The deal had at least one National League GM wondering what was going on in the nation's capital.
"It makes some of our contracts look pretty good," Mets GM Sandy Alderson told ESPN.com. "That's a long time and a lot of money. I thought they were trying to reduce the deficit in Washington."
Rizzo said the signing marks the second phase of the Nats’ rebuilding process. The first was to build up the farm system.
“Now’s the time to go to the second phase and really compete for division titles and championships,” Rizzo said.
The move to get Werth was quite stunning to many. While the Nats did free up money by not signing Dunn, who took his big bat to the White Sox, many rumors had Washington making a run at a big-name pitcher.
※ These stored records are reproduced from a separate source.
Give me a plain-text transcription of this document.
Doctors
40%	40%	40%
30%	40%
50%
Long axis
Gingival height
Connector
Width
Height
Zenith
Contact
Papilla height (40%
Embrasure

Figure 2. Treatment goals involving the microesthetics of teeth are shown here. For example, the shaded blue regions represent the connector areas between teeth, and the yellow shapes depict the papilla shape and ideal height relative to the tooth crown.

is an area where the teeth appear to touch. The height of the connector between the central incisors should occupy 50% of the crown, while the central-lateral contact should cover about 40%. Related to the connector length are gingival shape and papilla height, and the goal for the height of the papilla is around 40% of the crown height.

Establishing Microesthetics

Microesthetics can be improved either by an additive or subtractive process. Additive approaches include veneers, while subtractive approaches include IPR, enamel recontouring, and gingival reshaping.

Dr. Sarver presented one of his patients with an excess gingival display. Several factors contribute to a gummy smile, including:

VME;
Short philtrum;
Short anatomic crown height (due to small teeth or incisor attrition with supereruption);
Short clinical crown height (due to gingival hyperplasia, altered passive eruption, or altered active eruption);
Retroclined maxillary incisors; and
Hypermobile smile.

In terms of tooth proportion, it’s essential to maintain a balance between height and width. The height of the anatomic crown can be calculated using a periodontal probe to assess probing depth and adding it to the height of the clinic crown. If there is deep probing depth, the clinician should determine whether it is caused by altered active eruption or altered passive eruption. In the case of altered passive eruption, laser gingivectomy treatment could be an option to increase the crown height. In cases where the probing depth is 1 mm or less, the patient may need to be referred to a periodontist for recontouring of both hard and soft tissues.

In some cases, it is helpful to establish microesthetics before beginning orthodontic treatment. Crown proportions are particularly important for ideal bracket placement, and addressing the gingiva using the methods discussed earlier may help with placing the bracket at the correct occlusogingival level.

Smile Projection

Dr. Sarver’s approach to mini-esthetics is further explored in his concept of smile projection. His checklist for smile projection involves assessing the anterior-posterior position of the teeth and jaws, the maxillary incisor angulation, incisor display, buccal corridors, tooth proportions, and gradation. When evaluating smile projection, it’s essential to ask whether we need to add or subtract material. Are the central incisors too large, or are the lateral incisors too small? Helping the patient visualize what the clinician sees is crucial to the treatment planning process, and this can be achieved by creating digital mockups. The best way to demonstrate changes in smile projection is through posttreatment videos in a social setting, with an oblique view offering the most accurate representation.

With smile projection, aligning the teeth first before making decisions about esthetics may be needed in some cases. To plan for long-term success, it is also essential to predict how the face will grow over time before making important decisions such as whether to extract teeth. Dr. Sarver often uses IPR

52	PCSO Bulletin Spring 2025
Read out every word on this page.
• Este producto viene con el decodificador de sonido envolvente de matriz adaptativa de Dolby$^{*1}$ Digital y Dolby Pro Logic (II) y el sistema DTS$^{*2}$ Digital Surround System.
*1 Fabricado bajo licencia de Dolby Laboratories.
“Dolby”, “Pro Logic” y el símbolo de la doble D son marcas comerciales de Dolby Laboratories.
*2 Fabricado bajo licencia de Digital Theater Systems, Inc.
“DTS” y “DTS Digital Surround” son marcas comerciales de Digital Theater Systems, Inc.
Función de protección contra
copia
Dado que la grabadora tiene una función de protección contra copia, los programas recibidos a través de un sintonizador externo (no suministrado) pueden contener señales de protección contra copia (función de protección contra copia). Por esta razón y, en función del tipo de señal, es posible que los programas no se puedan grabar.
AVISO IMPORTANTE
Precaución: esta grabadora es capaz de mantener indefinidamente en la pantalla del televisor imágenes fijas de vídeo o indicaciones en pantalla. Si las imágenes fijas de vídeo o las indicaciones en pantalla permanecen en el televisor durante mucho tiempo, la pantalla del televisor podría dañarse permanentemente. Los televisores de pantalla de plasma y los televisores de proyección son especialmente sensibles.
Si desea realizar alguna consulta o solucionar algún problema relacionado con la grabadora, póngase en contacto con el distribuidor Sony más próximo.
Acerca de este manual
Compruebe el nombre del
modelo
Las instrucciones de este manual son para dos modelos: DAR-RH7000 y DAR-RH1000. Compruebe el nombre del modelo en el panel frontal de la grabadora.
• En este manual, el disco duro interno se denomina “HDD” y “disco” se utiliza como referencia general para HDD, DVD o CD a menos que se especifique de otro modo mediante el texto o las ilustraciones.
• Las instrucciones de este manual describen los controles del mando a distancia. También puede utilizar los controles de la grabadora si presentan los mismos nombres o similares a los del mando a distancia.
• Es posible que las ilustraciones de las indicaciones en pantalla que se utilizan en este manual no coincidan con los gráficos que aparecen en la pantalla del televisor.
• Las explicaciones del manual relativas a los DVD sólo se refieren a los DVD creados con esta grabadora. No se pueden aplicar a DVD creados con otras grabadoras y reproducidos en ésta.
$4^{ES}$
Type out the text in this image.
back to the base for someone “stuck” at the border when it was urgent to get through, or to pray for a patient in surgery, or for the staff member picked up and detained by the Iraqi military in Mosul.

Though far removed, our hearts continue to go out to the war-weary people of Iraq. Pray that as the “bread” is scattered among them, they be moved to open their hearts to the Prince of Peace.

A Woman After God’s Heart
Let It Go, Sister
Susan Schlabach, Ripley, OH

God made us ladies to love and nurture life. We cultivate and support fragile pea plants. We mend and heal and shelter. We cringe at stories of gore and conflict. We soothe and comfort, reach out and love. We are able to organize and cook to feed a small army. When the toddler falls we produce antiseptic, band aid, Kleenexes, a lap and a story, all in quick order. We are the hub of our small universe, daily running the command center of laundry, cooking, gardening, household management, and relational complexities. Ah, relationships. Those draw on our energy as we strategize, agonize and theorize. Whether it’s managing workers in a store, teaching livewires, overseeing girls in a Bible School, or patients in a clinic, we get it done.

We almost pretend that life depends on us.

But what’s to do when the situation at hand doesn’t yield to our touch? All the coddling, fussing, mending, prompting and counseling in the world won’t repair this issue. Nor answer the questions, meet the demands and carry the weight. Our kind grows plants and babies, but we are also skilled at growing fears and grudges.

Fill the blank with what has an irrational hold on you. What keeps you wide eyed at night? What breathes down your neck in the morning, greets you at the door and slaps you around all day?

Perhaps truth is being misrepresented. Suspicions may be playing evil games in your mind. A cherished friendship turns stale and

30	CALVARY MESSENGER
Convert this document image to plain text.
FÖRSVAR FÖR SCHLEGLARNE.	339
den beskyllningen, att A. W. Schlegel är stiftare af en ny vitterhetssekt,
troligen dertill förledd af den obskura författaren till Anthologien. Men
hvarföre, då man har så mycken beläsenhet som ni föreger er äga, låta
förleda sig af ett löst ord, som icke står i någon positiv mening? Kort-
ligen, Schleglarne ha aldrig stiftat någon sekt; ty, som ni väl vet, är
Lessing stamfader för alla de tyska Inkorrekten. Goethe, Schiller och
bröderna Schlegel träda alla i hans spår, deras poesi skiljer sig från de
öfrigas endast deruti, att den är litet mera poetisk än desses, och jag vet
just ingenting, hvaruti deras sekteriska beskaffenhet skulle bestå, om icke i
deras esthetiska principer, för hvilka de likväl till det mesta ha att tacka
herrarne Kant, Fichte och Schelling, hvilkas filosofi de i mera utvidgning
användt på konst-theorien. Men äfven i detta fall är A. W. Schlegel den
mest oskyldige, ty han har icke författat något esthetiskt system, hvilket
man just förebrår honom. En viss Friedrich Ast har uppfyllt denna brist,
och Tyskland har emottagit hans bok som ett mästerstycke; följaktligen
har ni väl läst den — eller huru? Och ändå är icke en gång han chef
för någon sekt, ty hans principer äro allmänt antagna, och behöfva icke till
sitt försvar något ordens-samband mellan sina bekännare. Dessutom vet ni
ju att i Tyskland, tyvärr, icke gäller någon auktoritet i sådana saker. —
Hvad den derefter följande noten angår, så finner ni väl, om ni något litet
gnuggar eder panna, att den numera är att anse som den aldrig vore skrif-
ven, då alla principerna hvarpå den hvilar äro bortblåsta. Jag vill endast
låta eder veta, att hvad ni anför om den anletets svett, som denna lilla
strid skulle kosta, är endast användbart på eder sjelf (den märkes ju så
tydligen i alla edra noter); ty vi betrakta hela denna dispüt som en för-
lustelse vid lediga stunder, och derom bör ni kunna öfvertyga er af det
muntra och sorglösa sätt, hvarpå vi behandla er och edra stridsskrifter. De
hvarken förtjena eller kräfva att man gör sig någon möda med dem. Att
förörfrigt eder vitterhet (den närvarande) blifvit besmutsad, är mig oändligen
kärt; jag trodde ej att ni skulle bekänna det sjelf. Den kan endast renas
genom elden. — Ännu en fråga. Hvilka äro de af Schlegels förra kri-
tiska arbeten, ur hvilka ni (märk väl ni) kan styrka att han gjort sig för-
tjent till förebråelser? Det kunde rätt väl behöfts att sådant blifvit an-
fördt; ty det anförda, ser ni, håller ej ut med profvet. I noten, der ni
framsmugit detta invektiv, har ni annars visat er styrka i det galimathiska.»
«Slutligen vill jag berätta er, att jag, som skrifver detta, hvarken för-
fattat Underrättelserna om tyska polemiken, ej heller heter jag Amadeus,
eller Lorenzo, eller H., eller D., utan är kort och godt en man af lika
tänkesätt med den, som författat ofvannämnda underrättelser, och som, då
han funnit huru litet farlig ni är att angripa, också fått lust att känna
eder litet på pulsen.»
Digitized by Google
But it appears the Nats had their sights set on a big bat instead.
Werth's agent, Scott Boras, said the deal happened after the Lerner family recently spent a day with Werth at Boras’s office.
Boras specifically mentioned Stephen Strasburg and Bryce Harper by name as reasons why his client would want to sign with the Nats. Both, by the way, are also represented by Boras. (It’s good to be the king, eh?)
“For Jayson, in his experience in Philadelphia, and learning from many great players there and advancing his career, he would certainly come into the locker room and display a winning attitude and provide the Nationals with something that he learned during his career,” Boras said.
Rizzo said the Nationals may not be done just yet, stating that the team "has more work to do and more holes to fill."